WhatsApp has more than 450 million members, with one million users being added daily.

Viber has 300 million users of its instant messaging and free Internet phone services.

MagicJack said in a March 12 earnings call that registered users of its free app jumped 23 percent to 6.9 million in the fourth quarter from the previous three months.

Of those, 3.3 million used the app in the past 30 days, it said.

 

Crowded Field

 

MagicJack has a “significant” number of active app users, but not enough to attract a bidder, Blau said.

It needs to break into the mobile application business because the value of voice services is declining across the industry, threatening its niche as a low-cost provider over the next five to 10 years, he said.

To lure a buyer, MagicJack will have to distinguish itself in a crowded field of competitors by touting its low cost, offering high call quality, and addressing data privacy concerns, said Scott Kessler, an analyst at S&P Capital IQ.

“There is no shortage of options for people,” Kessler said in a March 14 telephone interview.
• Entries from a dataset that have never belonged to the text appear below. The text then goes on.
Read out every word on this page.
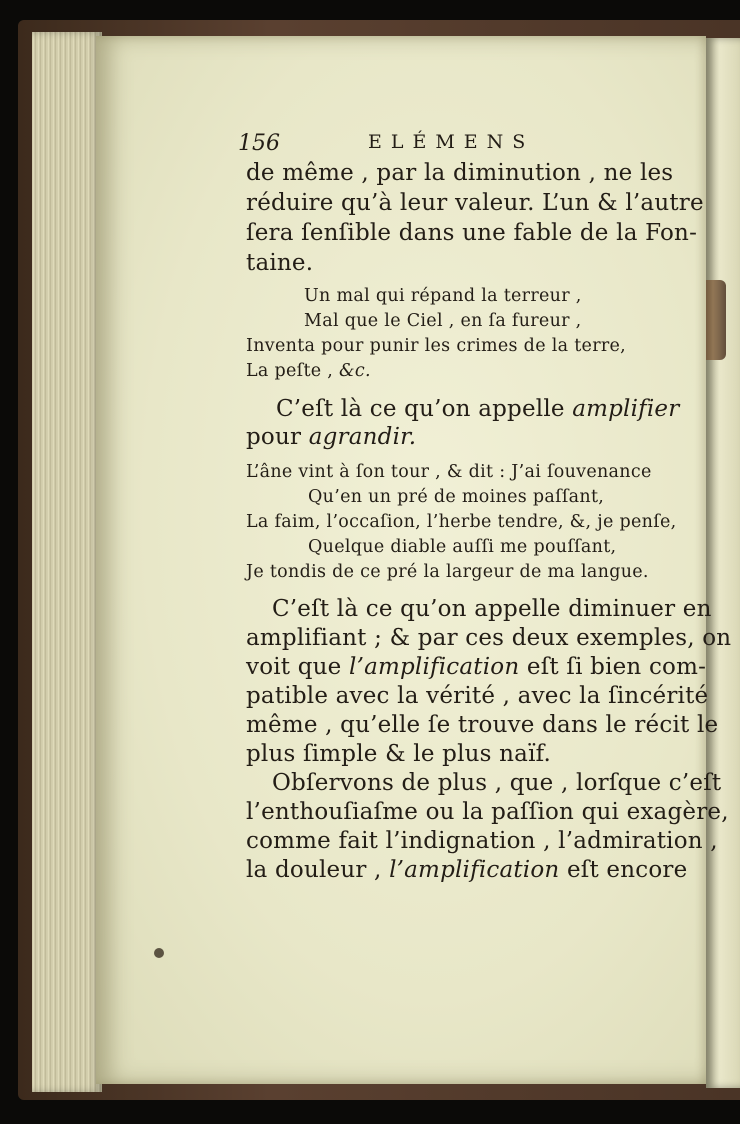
156	ELÉMENS
de même , par la diminution , ne les
réduire qu’à leur valeur. L’un & l’autre
ſera ſenſible dans une fable de la Fon-
taine.
Un mal qui répand la terreur ,
Mal que le Ciel , en ſa fureur ,
Inventa pour punir les crimes de la terre,
La peſte , &c.
C’eſt là ce qu’on appelle amplifier
pour agrandir.
L’âne vint à ſon tour , & dit : J’ai ſouvenance
Qu’en un pré de moines paſſant,
La faim, l’occaſion, l’herbe tendre, &, je penſe,
Quelque diable auſſi me pouſſant,
Je tondis de ce pré la largeur de ma langue.
C’eſt là ce qu’on appelle diminuer en
amplifiant ; & par ces deux exemples, on
voit que l’amplification eſt ſi bien com-
patible avec la vérité , avec la ſincérité
même , qu’elle ſe trouve dans le récit le
plus ſimple & le plus naïf.
Obſervons de plus , que , lorſque c’eſt
l’enthouſiaſme ou la paſſion qui exagère,
comme fait l’indignation , l’admiration ,
la douleur , l’amplification eſt encore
“Companies can talk about how they’re using IP-based platforms to enable mobile communications, but there’s a big difference between doing it, and doing it with the level and scale and success that WhatsApp has achieved.”
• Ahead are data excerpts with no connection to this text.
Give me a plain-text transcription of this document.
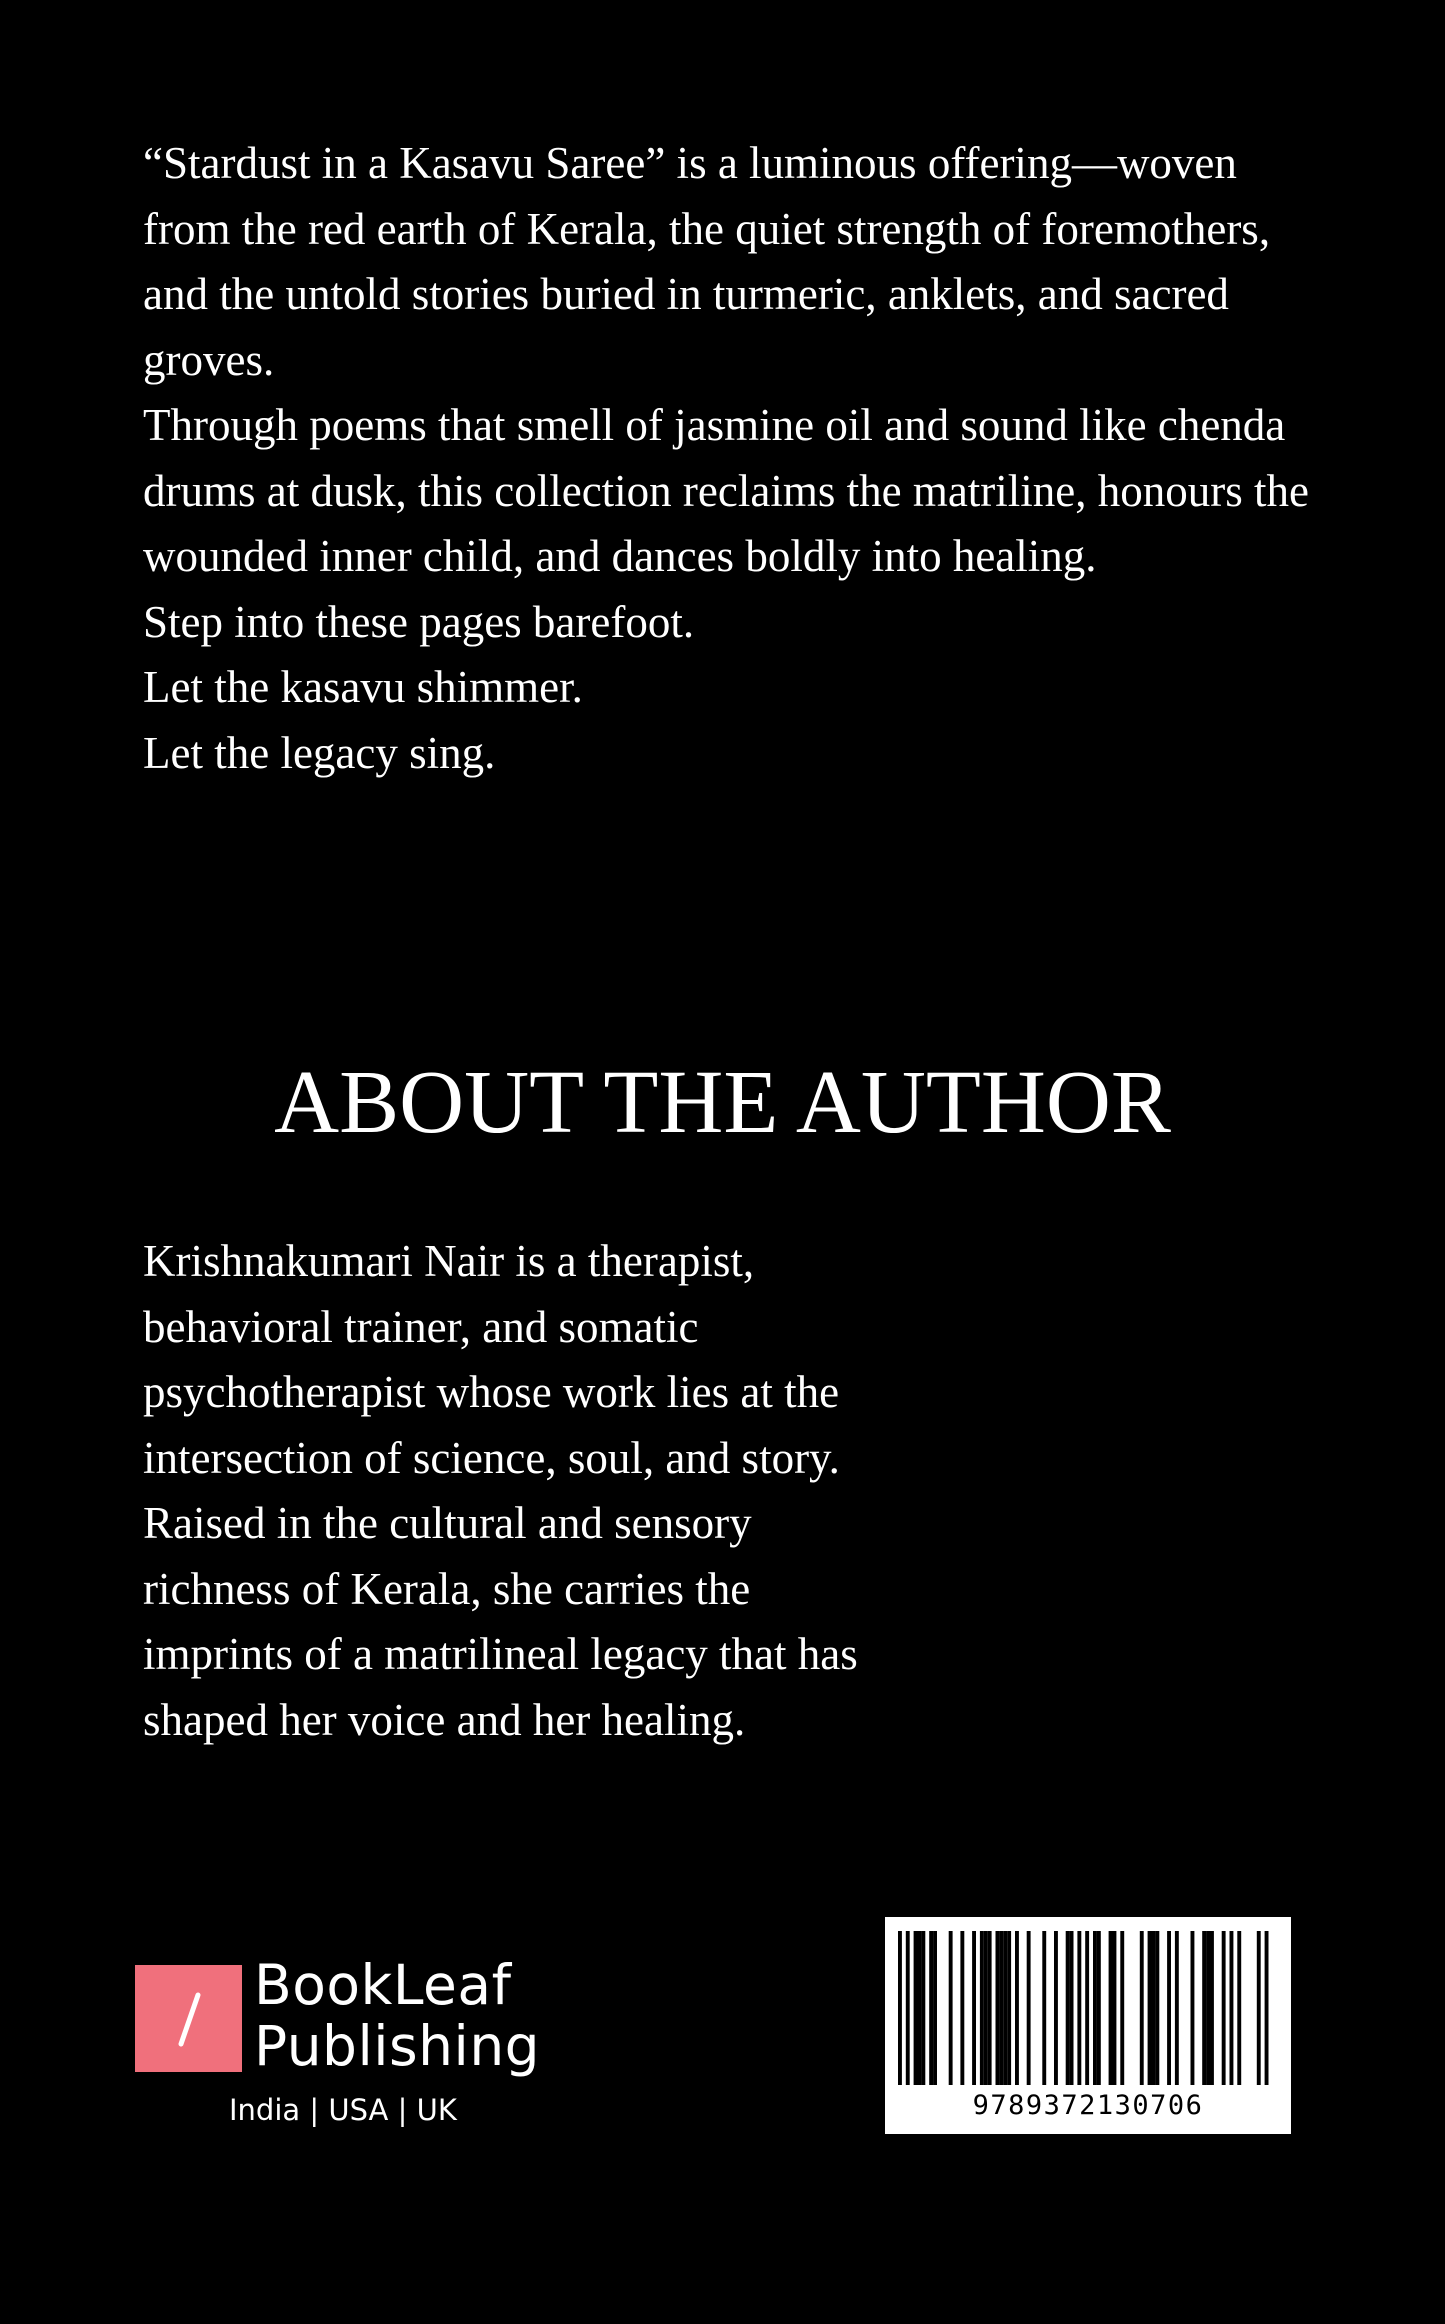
“Stardust in a Kasavu Saree” is a luminous offering—woven from the red earth of Kerala, the quiet strength of foremothers, and the untold stories buried in turmeric, anklets, and sacred groves.

Through poems that smell of jasmine oil and sound like chenda drums at dusk, this collection reclaims the matriline, honours the wounded inner child, and dances boldly into healing.

Step into these pages barefoot.

Let the kasavu shimmer.

Let the legacy sing.

ABOUT THE AUTHOR

Krishnakumari Nair is a therapist, behavioral trainer, and somatic psychotherapist whose work lies at the intersection of science, soul, and story. Raised in the cultural and sensory richness of Kerala, she carries the imprints of a matrilineal legacy that has shaped her voice and her healing.

BookLeaf
Publishing
India | USA | UK	9789372130706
WhatsApp will be introducing voice functionality later this year, making it a more attractive product, chief executive Jan Koum said on February 24.

 

Premium Services

 

MagicJack can differentiate itself from WhatsApp and Viber because its service allows users to call any fixed or mobile phone line, not just people who are using the same application, according to chief executive Vento, who previously headed TeleCorp, which was sold to AT&T in 2002 for $5.7 billion.

The shares rallied 20 percent to $21.04 on March 13, a day after the company reported fourth-quarter earnings that beat analyst estimates and forecast revenue of $163 million in 2014, surpassing analysts’ average projection of $148 million.

MagicJack is the biggest gainer on the Bloomberg Israel-US Equity Index of the largest New York-traded Israeli companies this year.

Canaccord Genuity raised last week its price estimate for MagicJack to $24 from $17, citing better-than-forecast earnings and a renewed advertising campaign.

 

‘Upside Scenario’

 

Tilson said last month that MagicJack’s marketing push could result in rapid subscriber growth and stock appreciation.

“I don’t own the stock because I think someone’s going to pay a silly WhatsApp kind of price for MagicJack,” Tilson, who oversees $70 million at Kase Capital Management in New York, said in a March 13 interview.

“But it’s a nice possible upside scenario.”

Tilson said his firm owns more than the 0.9 percent stake in MagicJack that was reported in a December 31 regulatory filing.

“WhatsApp being acquired for $19 billion or Viber being acquired for $900 million indicates that voice is a significant opportunity,” chief operating officer Tim McDonald said in a March 13 telephone interview.